The following code snippet shows how to invoke these three methods:

public final class MainActivity extends Activity {
   private RecaptchaHandle handle;

   @Override
   protected void onCreate(Bundle savedInstanceState) {
     super.onCreate(savedInstanceState);
     setContentView(R.layout.activity_main);

     // Step 1: Call init() once the activity starts.
     Recaptcha.getClient(this)
         .init("YOUR_SITE_KEY")
         .addOnSuccessListener(
             this,
             new OnSuccessListener<RecaptchaHandle>() {
               @Override
               public void onSuccess(RecaptchaHandle handle) {
                 // Handle success ...
                 MainActivity.this.handle = handle;
               }
             })
         .addOnFailureListener(
             this,
             new OnFailureListener() {
               @Override
               public void onFailure(@NonNull Exception e) {
                 if (e instanceof ApiException) {
                   ApiException apiException = (ApiException) e;
                   Status apiErrorStatus = apiException.getStatusCode();
                   // Handle api errors ...
                 } else {
                   // Handle other failures ...
                 }
               }
             });
   }

   public void onClick(View v) {
     // Step 2: call execute() when there is an action to protect.
     Recaptcha.getClient(this)
         .execute(this.handle, new RecaptchaAction(new RecaptchaActionType(RecaptchaActionType.LOGIN)))
         .addOnSuccessListener(
             this,
             new OnSuccessListener<RecaptchaResultData>() {
               @Override
               public void onSuccess(RecaptchaResultData response) {
                 String token = response.getTokenResult();
                 // Handle success ...
                 if (!token.isEmpty()) {
                   Log.d(TAG, "reCAPTCHA response token: " + token);
                   // Validate the response token by following the instruction
                   // in the Create an Assessment topic.
                 }
               }
             })
         .addOnFailureListener(
             this,
             new OnFailureListener() {
               @Override
               public void onFailure(@NonNull Exception e) {
                 if (e instanceof ApiException) {
                   ApiException apiException = (ApiException) e;
                   Status apiErrorStatus = apiException.getStatusCode();
                   // Handle api errors ...
                 } else {
                   // Handle other failures ...
                 }
               }
             });
   }

  @Override
  protected void onDestroy() {
    // Step 3: call close() when there is no more action to verify.
   Recaptcha.getClient(this)
       .close(handle)
       .addOnSuccessListener(
           this,
           new OnSuccessListener<Boolean>() {
             @Override
             public void onSuccess(Boolean gotClosed) {
               // Handle success ...
             }
           })
       .addOnFailureListener(
           this,
           new OnFailureListener() {
             @Override
             public void onFailure(@NonNull Exception e) {
               if (e instanceof ApiException) {
                 ApiException apiException = (ApiException) e;
                 Status apiErrorStatus = apiException.getStatusCode();
                 // Handle api errors ...
               } else {
                 // Handle other failures ...
               }
             }
           });
  }
}

Create an Assessment

To validate the reCAPTCHA response token, follow the instructions to create an Assessment with reCAPTCHA Enterprise.

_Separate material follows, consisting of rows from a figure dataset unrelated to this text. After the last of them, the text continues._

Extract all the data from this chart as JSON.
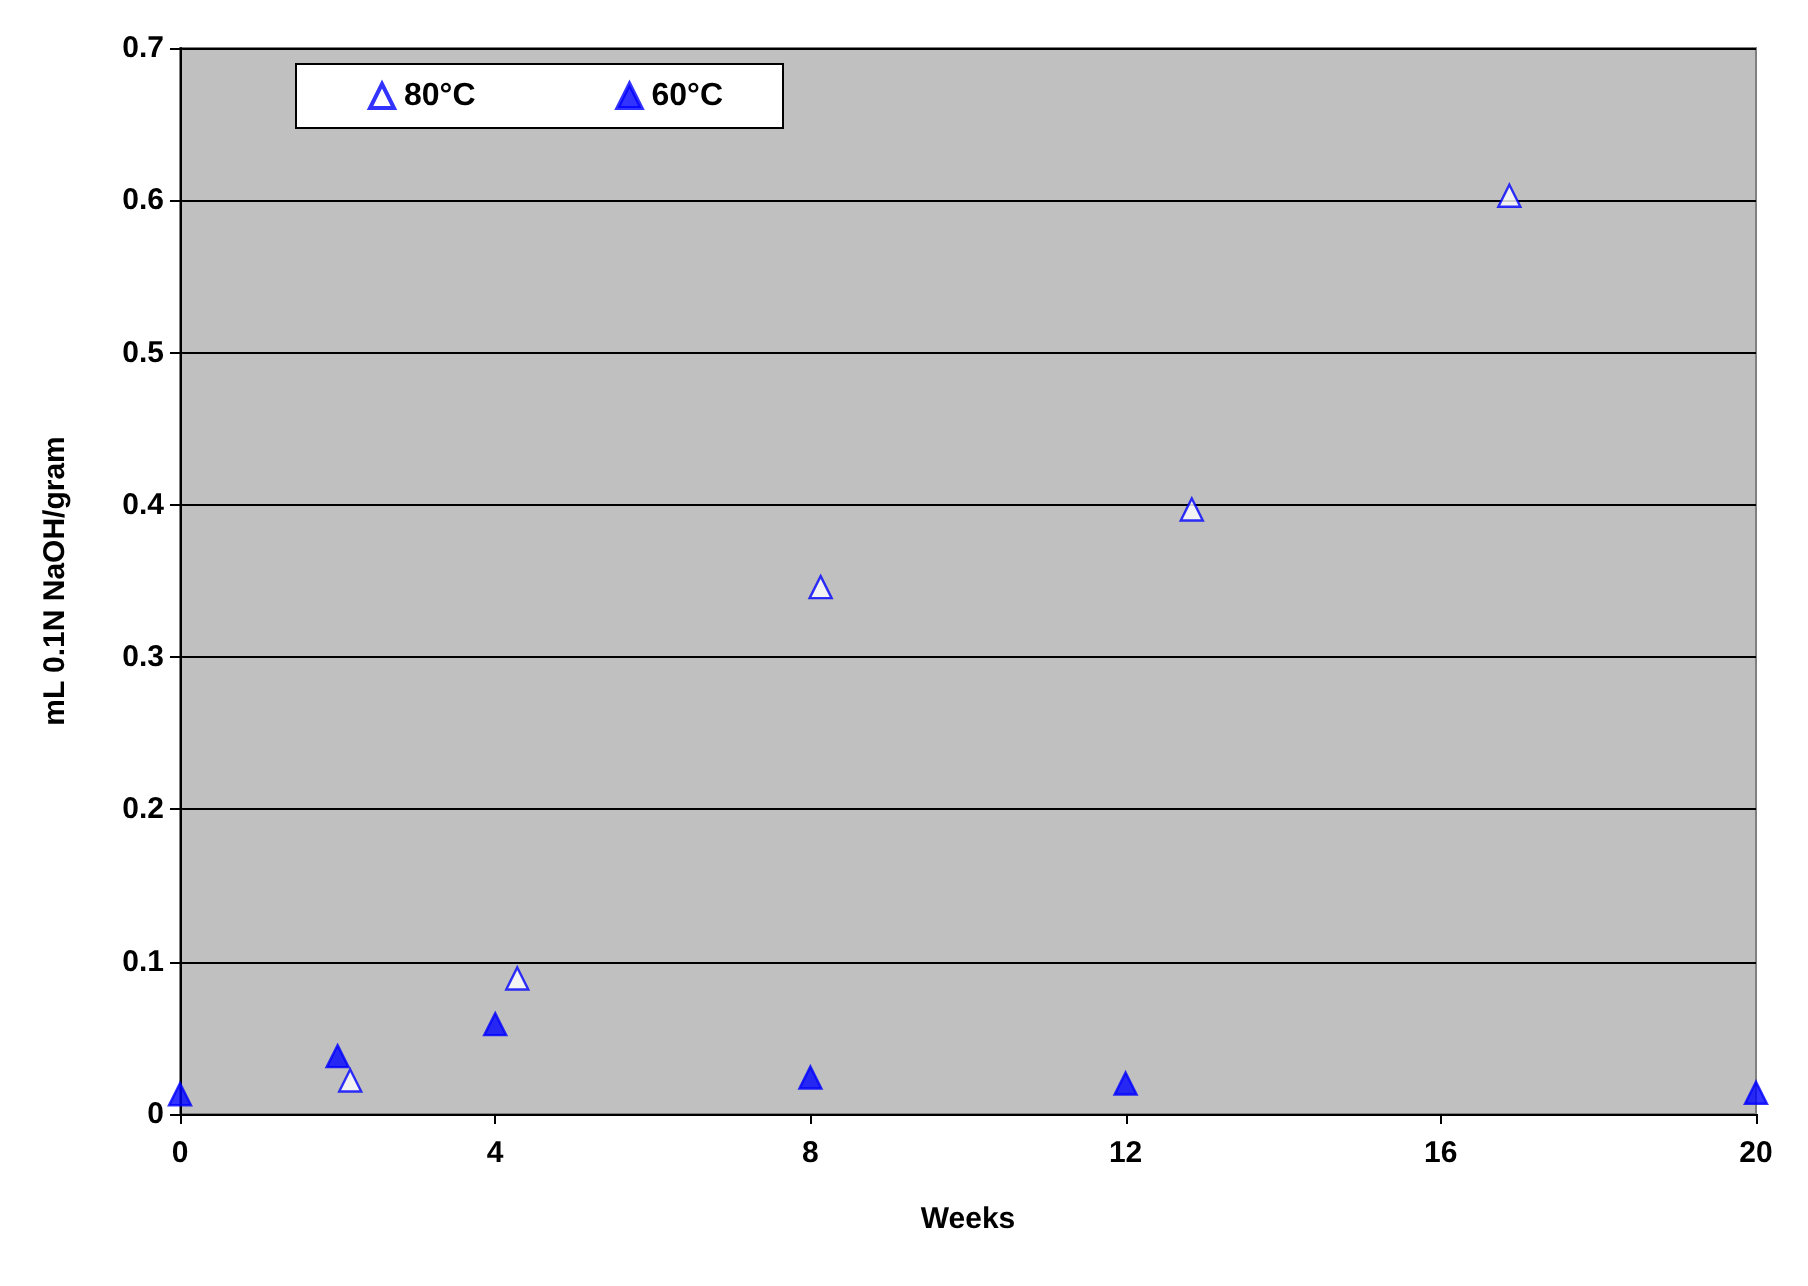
{
  "chart_data": {
    "type": "scatter",
    "xlabel": "Weeks",
    "ylabel": "mL 0.1N NaOH/gram",
    "series": [
      {
        "name": "80°C",
        "color": "#0000ff",
        "x": [
          2.16,
          4.28,
          8.13,
          12.84,
          16.87
        ],
        "values": [
          0.022,
          0.089,
          0.346,
          0.397,
          0.603
        ]
      },
      {
        "name": "60°C",
        "color": "#0000ff",
        "x": [
          0,
          2,
          4,
          8,
          12,
          20
        ],
        "values": [
          0.013,
          0.038,
          0.059,
          0.024,
          0.02,
          0.014
        ]
      }
    ],
    "xlim": [
      0,
      20
    ],
    "xticks": [
      0,
      4,
      8,
      12,
      16,
      20
    ],
    "ylim": [
      0,
      0.7
    ],
    "yticks": [
      0,
      0.1,
      0.2,
      0.3,
      0.4,
      0.5,
      0.6,
      0.7
    ],
    "grid": "y",
    "legend": "top left",
    "marker": "triangle"
  }
}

Handling communication errors

If your app cannot communicate with the reCAPTCHA service successfully, it may be because the API is encountering an error. You should add logic in your app to gracefully handle such an error.

For more details about the mitagations for the common API errors, see RecaptchaStatusCodes.

API reference

For a complete reference of the APIs, see com.google.android.gms.recaptcha.